Fix contiguous AD and Autogradzero inconsistency (#18633)

Summary: Fixes #17962 Pull Request resolved: https://github.com/pytorch/pytorch/pull/18633 Differential Revision: D14700449 Pulled By: wanchaol fbshipit-source-id: 3d15d67c01b69b28394a0f2f001db90ed9fd31dc
2025-10-20 21:14:14 +08:00 · 2019-04-03 11:18:05 -07:00
parent 5950c1e8c4
commit a21e256e8d
4 changed files with 31 additions and 19 deletions
--- a/test/common_methods_invocations.py
+++ b/test/common_methods_invocations.py
@ -538,6 +538,8 @@ def method_tests():
        ('norm', (), (3, 0, True), 'keepdim_3_dim_scalar', (), [1]),
        ('clone', (S, M, S), NO_ARGS),
        ('clone', (), NO_ARGS, 'scalar'),
+        ('contiguous', (S, S), NO_ARGS, '', (True,)),
+        ('contiguous', torch.randn(S, S).transpose(0, 1), NO_ARGS, 'not_contiguous', (True,)),
        ('dist', (S, S, S), ((S, S, S),)),
        ('dist', (S, S, S), ((S,),), 'broadcast_rhs'),
        ('dist', (S,), ((S, S, S),), 'broadcast_lhs'),
--- a/tools/jit/templates/register_aten_ops.cpp
+++ b/tools/jit/templates/register_aten_ops.cpp
@ -102,6 +102,16 @@ RegisterOperators reg({
          return 0;
      }
  ),
+  Operator(
+      "aten::is_contiguous(Tensor self) -> bool",
+      [](Stack & stack) {
+          autograd::profiler::RecordFunction record("is_contiguous");
+          auto result = ((std::move(peek(stack, 0, 1))).toTensor()).is_contiguous();
+          drop(stack, 1);
+          pack(stack, std::move(result));
+          return 0;
+      }
+  ),

  // Generated operators
  ${constructors}
--- a/torch/csrc/jit/autodiff.cpp
+++ b/torch/csrc/jit/autodiff.cpp
@ -198,7 +198,7 @@ bool isDifferentiable(Graph& g) {
 // graph and a backward graph.
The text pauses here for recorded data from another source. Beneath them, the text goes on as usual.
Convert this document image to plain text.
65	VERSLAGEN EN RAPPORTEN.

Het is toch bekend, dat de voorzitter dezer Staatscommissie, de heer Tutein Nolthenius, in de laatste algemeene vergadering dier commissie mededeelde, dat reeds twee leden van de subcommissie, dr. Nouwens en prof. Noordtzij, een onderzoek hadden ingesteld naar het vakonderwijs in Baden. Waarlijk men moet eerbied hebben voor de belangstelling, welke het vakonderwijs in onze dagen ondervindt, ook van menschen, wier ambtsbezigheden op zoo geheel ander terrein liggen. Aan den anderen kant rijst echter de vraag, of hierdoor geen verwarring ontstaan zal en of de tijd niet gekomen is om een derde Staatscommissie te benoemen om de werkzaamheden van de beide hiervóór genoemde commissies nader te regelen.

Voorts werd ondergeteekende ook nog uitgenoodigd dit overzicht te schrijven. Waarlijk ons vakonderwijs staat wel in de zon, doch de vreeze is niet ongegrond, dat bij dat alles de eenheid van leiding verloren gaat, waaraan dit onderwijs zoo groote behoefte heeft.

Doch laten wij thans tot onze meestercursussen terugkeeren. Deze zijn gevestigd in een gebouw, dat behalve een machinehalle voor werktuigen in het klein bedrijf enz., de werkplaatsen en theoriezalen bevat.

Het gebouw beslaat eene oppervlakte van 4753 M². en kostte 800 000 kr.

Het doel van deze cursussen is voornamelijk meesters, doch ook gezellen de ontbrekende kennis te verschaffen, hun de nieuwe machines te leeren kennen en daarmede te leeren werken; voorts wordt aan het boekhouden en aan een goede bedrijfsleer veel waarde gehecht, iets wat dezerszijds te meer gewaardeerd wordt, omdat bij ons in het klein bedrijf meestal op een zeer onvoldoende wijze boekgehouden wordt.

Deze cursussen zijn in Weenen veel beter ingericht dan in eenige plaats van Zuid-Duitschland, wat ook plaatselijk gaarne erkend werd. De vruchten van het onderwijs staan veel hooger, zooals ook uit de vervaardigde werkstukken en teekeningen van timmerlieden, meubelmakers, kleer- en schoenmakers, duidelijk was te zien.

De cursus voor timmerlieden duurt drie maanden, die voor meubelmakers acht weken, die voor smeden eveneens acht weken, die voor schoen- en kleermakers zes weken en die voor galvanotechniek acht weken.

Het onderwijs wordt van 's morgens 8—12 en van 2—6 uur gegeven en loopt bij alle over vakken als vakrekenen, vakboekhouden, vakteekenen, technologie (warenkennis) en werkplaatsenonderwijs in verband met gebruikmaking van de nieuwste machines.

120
Forward graph will be used to replace the node in
 // grad_desc.f, and backward graph will be used to construct GradOf(node) in
 // reverse_block. Grad_values(a.k.a gradOutputs) propagated through
-// node->owningGraph() in **reversed** order, thus GradientPair.forward ahould
+// node->owningGraph() in **reversed** order, thus GradientPair.forward should
 // be inserted **after** the node being replaced, so that we don't traverse the
 // graph infinite times.
 //
@ -775,10 +775,10 @@ class GradientHelper {
 // later. It is ok to replace any backward function with known-zero inputs with
 // something that produces known-zero outputs. This function encloses each
 // know-linear backward function in a 'GradOf' sub-block so that we can perform
-// optimizations using this information. In particular, specializeUndef will
-// observe if all the inputs to the linear block are Undef, which the autograd
-// uses to represent zeros, and then propagate the undefs to the outputs of the
-// block.
+// optimizations using this information. In particular, specializeAutogradZero will
+// observe if all the inputs to the linear block are AutogradZeroTensor, which the
+// autograd uses to represent zeros, and then propagate the zeros to the outputs
+// of the block.
 static std::vector<Value*> linearGradientForNode(
    Node* node,
    ArrayRef<Value*> grad_values) {
@ -795,7 +795,7 @@ static std::vector<Value*> linearGradientForNode(
  WithInsertPoint guard(block);
  auto results = GradientHelper(node).gradient(grad_values);
  return fmap(results, [block, linear](Value* grad) -> Value* {
-    if (!grad)
+    if (!grad || grad->mustBeNone())
      return nullptr;
    block->registerOutput(grad);
    return linear->addOutput()->copyMetadata(grad);
@ -841,8 +841,8 @@ static ReverseDetails addReverseInline(Gradient& grad_desc) {
  const auto get_grad = [&](Value* v) -> Value* {
    auto it = grad_map.find(v);
    if (it == grad_map.end()) {
-      auto undef = graph.insertNode(graph.createAutogradZero());
-      std::tie(it, std::ignore) = grad_map.emplace(v, undef->output());
+      auto autograd_zero = graph.insertNode(graph.createAutogradZero());
+      std::tie(it, std::ignore) = grad_map.emplace(v, autograd_zero->output());
    }
    return it->second;
  };
--- a/torch/csrc/jit/symbolic_script.cpp
+++ b/torch/csrc/jit/symbolic_script.cpp
@ -404,7 +404,7 @@ const std::vector<std::string> functions = {

        def contiguous(self):
            def backward(grad_output):
-                return None
+                return grad_output

            return self.contiguous(), backward